Matter of Kotowski v. Port Auth. of N.Y. & N.J.

Matter of Kotowski v Port Auth. of N.Y. & N.J. (2019 NY Slip Op 03740)
Matter of Kotowski v Port Auth. of N.Y. & N.J.
2019 NY Slip Op 03740
Decided on May 14, 2019
Appellate Division, First Department
Published by New York State Law Reporting Bureau pursuant to Judiciary Law § 431.
This opinion is uncorrected and subject to revision before publication in the Official Reports.


Decided on May 14, 2019
Richter, J.P., Manzanet-Daniels, Webber, Kern, JJ.

9312 158519/17

[*1]In re Adam Kotowski, Petitioner-Appellant,

v

The Port Authority of New York and New Jersey, et al., Respondents-Respondents.




Law Office of Errol A. Brett, Floral Park (Errol A. Brett of counsel), for appellant.

The Port Authority Law Department, New York (Jonathan I. Smith of counsel), for respondents.



Order and judgment (one paper), Supreme Court, New York County (Nancy M. Bannon, J.), entered August 31, 2018, which granted respondents' motion to dismiss the petition seeking, inter alia, to annul respondents' determination, dated June 2, 2017, not to certify petitioner for appointment as a police officer of the Port Authority of New York and New Jersey, and dismissed the proceeding brought pursuant to CPLR article 78, unanimously affirmed, without costs.

Respondents' determination was not arbitrary and capricious and had a rational basis (see generally Matter of Peckham v Calogero, 12 NY3d 424, 431 [2009]). Respondent Port Authority "has wide discretion in determining the fitness of candidates[,]
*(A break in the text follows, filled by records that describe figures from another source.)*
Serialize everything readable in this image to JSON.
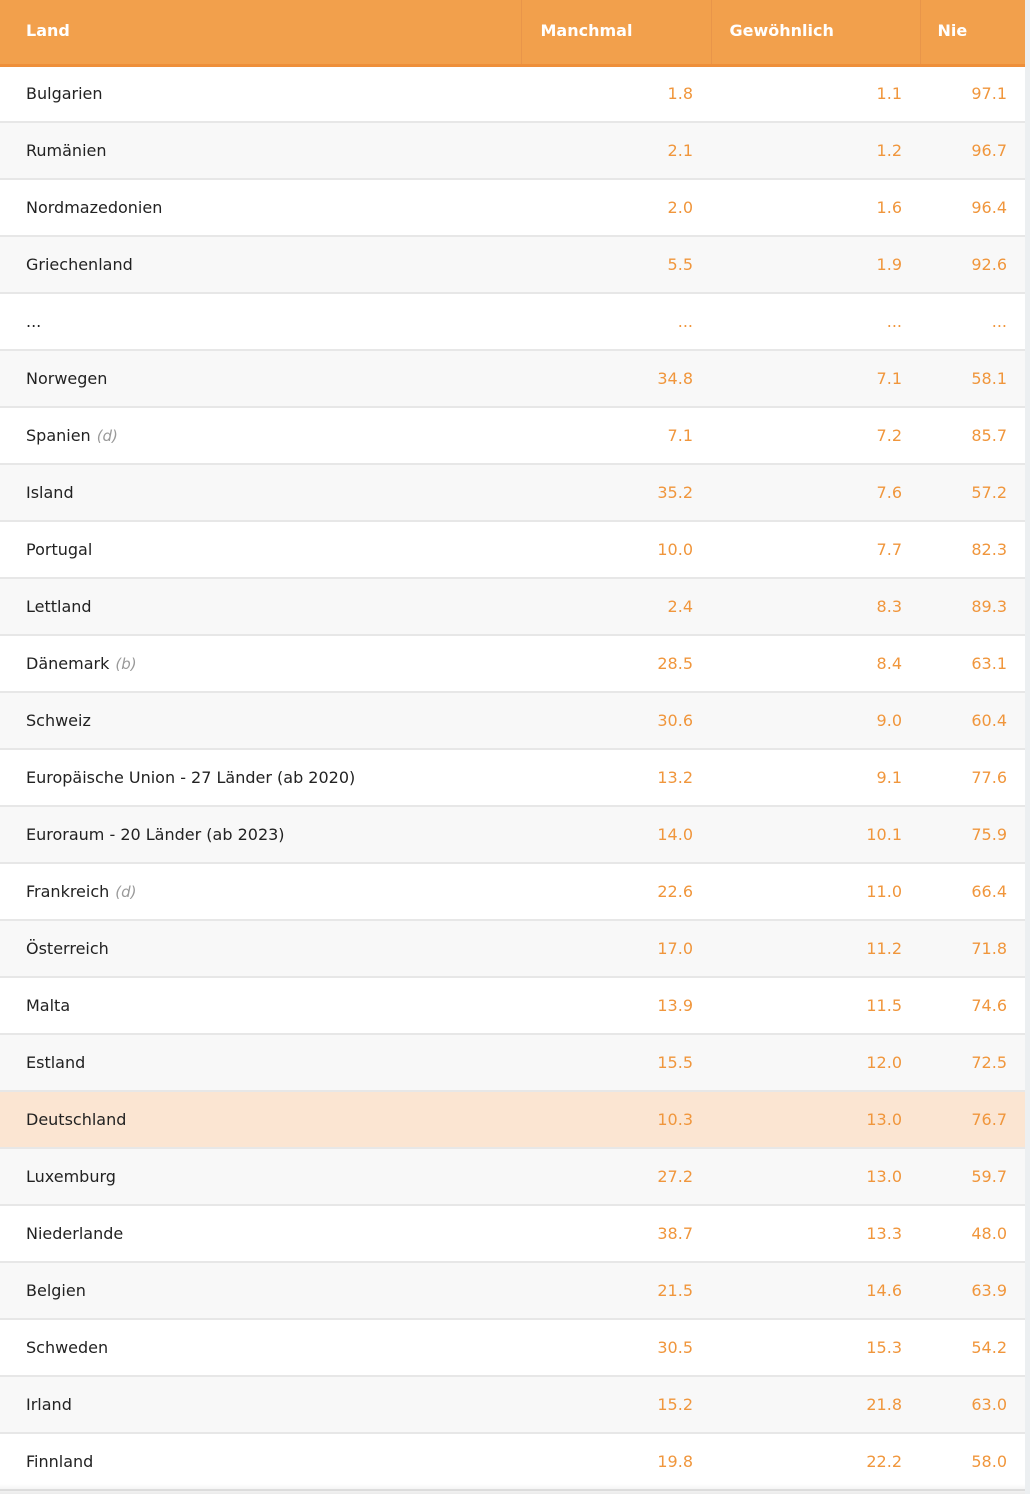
{
  "table": {
    "headers": {
      "land": "Land",
      "manchmal": "Manchmal",
      "gewoehnlich": "Gewöhnlich",
      "nie": "Nie"
    },
    "rows": [
      {
        "land": "Bulgarien",
        "flag": "",
        "manchmal": "1.8",
        "gewoehnlich": "1.1",
        "nie": "97.1"
      },
      {
        "land": "Rumänien",
        "flag": "",
        "manchmal": "2.1",
        "gewoehnlich": "1.2",
        "nie": "96.7"
      },
      {
        "land": "Nordmazedonien",
        "flag": "",
        "manchmal": "2.0",
        "gewoehnlich": "1.6",
        "nie": "96.4"
      },
      {
        "land": "Griechenland",
        "flag": "",
        "manchmal": "5.5",
        "gewoehnlich": "1.9",
        "nie": "92.6"
      },
      {
        "land": "...",
        "flag": "",
        "manchmal": "...",
        "gewoehnlich": "...",
        "nie": "..."
      },
      {
        "land": "Norwegen",
        "flag": "",
        "manchmal": "34.8",
        "gewoehnlich": "7.1",
        "nie": "58.1"
      },
      {
        "land": "Spanien",
        "flag": "(d)",
        "manchmal": "7.1",
        "gewoehnlich": "7.2",
        "nie": "85.7"
      },
      {
        "land": "Island",
        "flag": "",
        "manchmal": "35.2",
        "gewoehnlich": "7.6",
        "nie": "57.2"
      },
      {
        "land": "Portugal",
        "flag": "",
        "manchmal": "10.0",
        "gewoehnlich": "7.7",
        "nie": "82.3"
      },
      {
        "land": "Lettland",
        "flag": "",
        "manchmal": "2.4",
        "gewoehnlich": "8.3",
        "nie": "89.3"
      },
      {
        "land": "Dänemark",
        "flag": "(b)",
        "manchmal": "28.5",
        "gewoehnlich": "8.4",
        "nie": "63.1"
      },
      {
        "land": "Schweiz",
        "flag": "",
        "manchmal": "30.6",
        "gewoehnlich": "9.0",
        "nie": "60.4"
      },
      {
        "land": "Europäische Union - 27 Länder (ab 2020)",
        "flag": "",
        "manchmal": "13.2",
        "gewoehnlich": "9.1",
        "nie": "77.6"
      },
      {
        "land": "Euroraum - 20 Länder (ab 2023)",
        "flag": "",
        "manchmal": "14.0",
        "gewoehnlich": "10.1",
        "nie": "75.9"
      },
      {
        "land": "Frankreich",
        "flag": "(d)",
        "manchmal": "22.6",
        "gewoehnlich": "11.0",
        "nie": "66.4"
      },
      {
        "land": "Österreich",
        "flag": "",
        "manchmal": "17.0",
        "gewoehnlich": "11.2",
        "nie": "71.8"
      },
      {
        "land": "Malta",
        "flag": "",
        "manchmal": "13.9",
        "gewoehnlich": "11.5",
        "nie": "74.6"
      },
      {
        "land": "Estland",
        "flag": "",
        "manchmal": "15.5",
        "gewoehnlich": "12.0",
        "nie": "72.5"
      },
      {
        "land": "Deutschland",
        "flag": "",
        "manchmal": "10.3",
        "gewoehnlich": "13.0",
        "nie": "76.7",
        "highlighted": true
      },
      {
        "land": "Luxemburg",
        "flag": "",
        "manchmal": "27.2",
        "gewoehnlich": "13.0",
        "nie": "59.7"
      },
      {
        "land": "Niederlande",
        "flag": "",
        "manchmal": "38.7",
        "gewoehnlich": "13.3",
        "nie": "48.0"
      },
      {
        "land": "Belgien",
        "flag": "",
        "manchmal": "21.5",
        "gewoehnlich": "14.6",
        "nie": "63.9"
      },
      {
        "land": "Schweden",
        "flag": "",
        "manchmal": "30.5",
        "gewoehnlich": "15.3",
        "nie": "54.2"
      },
      {
        "land": "Irland",
        "flag": "",
        "manchmal": "15.2",
        "gewoehnlich": "21.8",
        "nie": "63.0"
      },
      {
        "land": "Finnland",
        "flag": "",
        "manchmal": "19.8",
        "gewoehnlich": "22.2",
        "nie": "58.0"
      }
    ]
  },
  "colors": {
    "header_bg": "#f2a04c",
    "value_text": "#f0963c",
    "highlight_row": "#fbe5d2"
  }
}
. . . particularly . . . in the hiring of law enforcement officers, to whom high standards may be applied" (Matter of City of New York v New York City Civ. Serv. Commn., 61 AD3d 584, 584 [1st Dept 2009] [internal quotation marks omitted]). Here, respondents reasonably relied on the findings of two psychologists, who, after interviewing petitioner, concluded that, for a variety of reasons, he was psychologically unfit for the position of police officer.

Petitioner did not demonstrate the existence of a triable issue of fact but raised only unsubstantiated allegations and speculation concerning the motives of the psychologists who recommended denial of his application (see Matter of Van Rabenswaay v City of New York, 140 AD3d 596 [1st Dept 2016]; see CPLR 7804[h]). Nor did petitioner demonstrate that further discovery was warranted under the circumstances (see Stapleton Studios v City of New York, 7 AD3d 273, 275 [1st Dept 2004]).

We have considered petitioner's remaining contentions and find them unavailing.

THIS CONSTITUTES THE DECISION AND ORDER

OF THE SUPREME COURT, APPELLATE DIVISION, FIRST DEPARTMENT.